Still he hesitated. "It’s a long way to the console I use."

She motioned at Symphony Hall. "That building must have public consoles."

He could imagine what she would think of a grown man who could barely log into the web of a city where he had lived for years. He paused for a long time before he finally said, "Can’t use them."

"It has no console room?"

"It has one."

"Can’t you link to your personal console from here?"

His shoulders were so tense, he felt his sweater pulled tight across them. "No personal console."

She blinked. "You don’t have a personal console?"

"No."

"Where do you work?"

"Library."

"We can probably link into the library system from here." She watched his face as if trying to decipher his mood. "I can set it up for you."

So. He had run out of excuses. After another of their awkward pauses, he said, "All right."

He took her to an alcove in Symphony Hall. Blue light filled the room and blue rugs carpeted the floor. The sculpted white shapes of the public consoles made a pleasing design around the perimeter of the room.

Soz sat on a cushioned stool in front of the nearest console. "Open guest account."

When a wash of blue appeared the screen, Jato almost laughed. Only Dreamers would color-coordinate a room’s decor with its web console.

"Welcome to Nightingale," the console said. "What can I do for you?"

"Library access," she said. "Establish a root directory here, standard branch structure and holographics, maximum allowed memory, full paths to available public nodes, and all allowed anonymous transferral options."

"Specify preferred nodes," the console said.

"One to produce a music simulation, given a representation of the score and a mapping algorithm."

A new voice spoke in mellow tones. "Treble here.

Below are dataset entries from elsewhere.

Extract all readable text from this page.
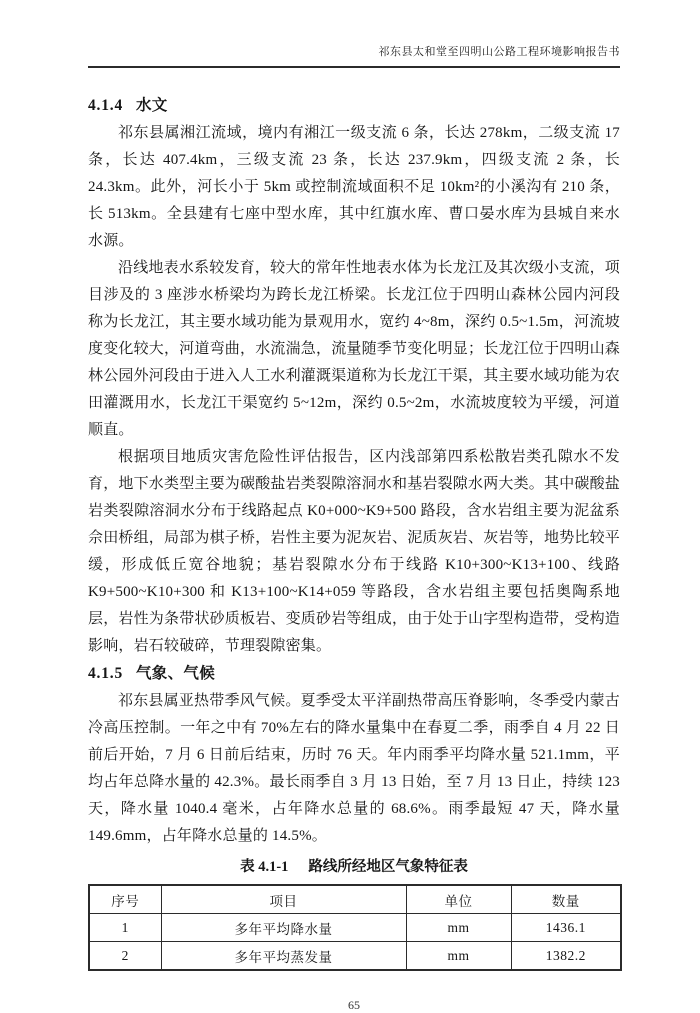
祁东县太和堂至四明山公路工程环境影响报告书
4.1.4 水文

祁东县属湘江流域，境内有湘江一级支流 6 条，长达 278km，二级支流 17 条，长达 407.4km，三级支流 23 条，长达 237.9km，四级支流 2 条，长 24.3km。此外，河长小于 5km 或控制流域面积不足 10km²的小溪沟有 210 条，长 513km。全县建有七座中型水库，其中红旗水库、曹口晏水库为县城自来水水源。

沿线地表水系较发育，较大的常年性地表水体为长龙江及其次级小支流，项目涉及的 3 座涉水桥梁均为跨长龙江桥梁。长龙江位于四明山森林公园内河段称为长龙江，其主要水域功能为景观用水，宽约 4~8m，深约 0.5~1.5m，河流坡度变化较大，河道弯曲，水流湍急，流量随季节变化明显；长龙江位于四明山森林公园外河段由于进入人工水利灌溉渠道称为长龙江干渠，其主要水域功能为农田灌溉用水，长龙江干渠宽约 5~12m，深约 0.5~2m，水流坡度较为平缓，河道顺直。

根据项目地质灾害危险性评估报告，区内浅部第四系松散岩类孔隙水不发育，地下水类型主要为碳酸盐岩类裂隙溶洞水和基岩裂隙水两大类。其中碳酸盐岩类裂隙溶洞水分布于线路起点 K0+000~K9+500 路段，含水岩组主要为泥盆系佘田桥组，局部为棋子桥，岩性主要为泥灰岩、泥质灰岩、灰岩等，地势比较平缓，形成低丘宽谷地貌；基岩裂隙水分布于线路 K10+300~K13+100、线路 K9+500~K10+300 和 K13+100~K14+059 等路段，含水岩组主要包括奥陶系地层，岩性为条带状砂质板岩、变质砂岩等组成，由于处于山字型构造带，受构造影响，岩石较破碎，节理裂隙密集。

4.1.5 气象、气候

祁东县属亚热带季风气候。夏季受太平洋副热带高压脊影响，冬季受内蒙古冷高压控制。一年之中有 70%左右的降水量集中在春夏二季，雨季自 4 月 22 日前后开始，7 月 6 日前后结束，历时 76 天。年内雨季平均降水量 521.1mm，平均占年总降水量的 42.3%。最长雨季自 3 月 13 日始，至 7 月 13 日止，持续 123 天，降水量 1040.4 毫米，占年降水总量的 68.6%。雨季最短 47 天，降水量 149.6mm，占年降水总量的 14.5%。

表 4.1-1 路线所经地区气象特征表
序号	项目	单位	数量
1	多年平均降水量	mm	1436.1
2	多年平均蒸发量	mm	1382.2
65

Please position score and define algorithm."

Soz glanced at Jato. "You can take it from here."

He just looked at her. It had sounded like she was speaking another language. He hadn’t even known the computers she spoke to existed. "Take it where?"

She stood up and moved aside. "Tell Treble how to access your files."

"I don’t have an account."

"Everyone has an account."

He had to make a conscious effort to keep from gritting his teeth. "I guess I’m no one."

Soz winced. "I’m sorry. I didn’t mean it that way." She started to say more, then stopped. Glancing around the alcove, she said, "This room must be easy to monitor."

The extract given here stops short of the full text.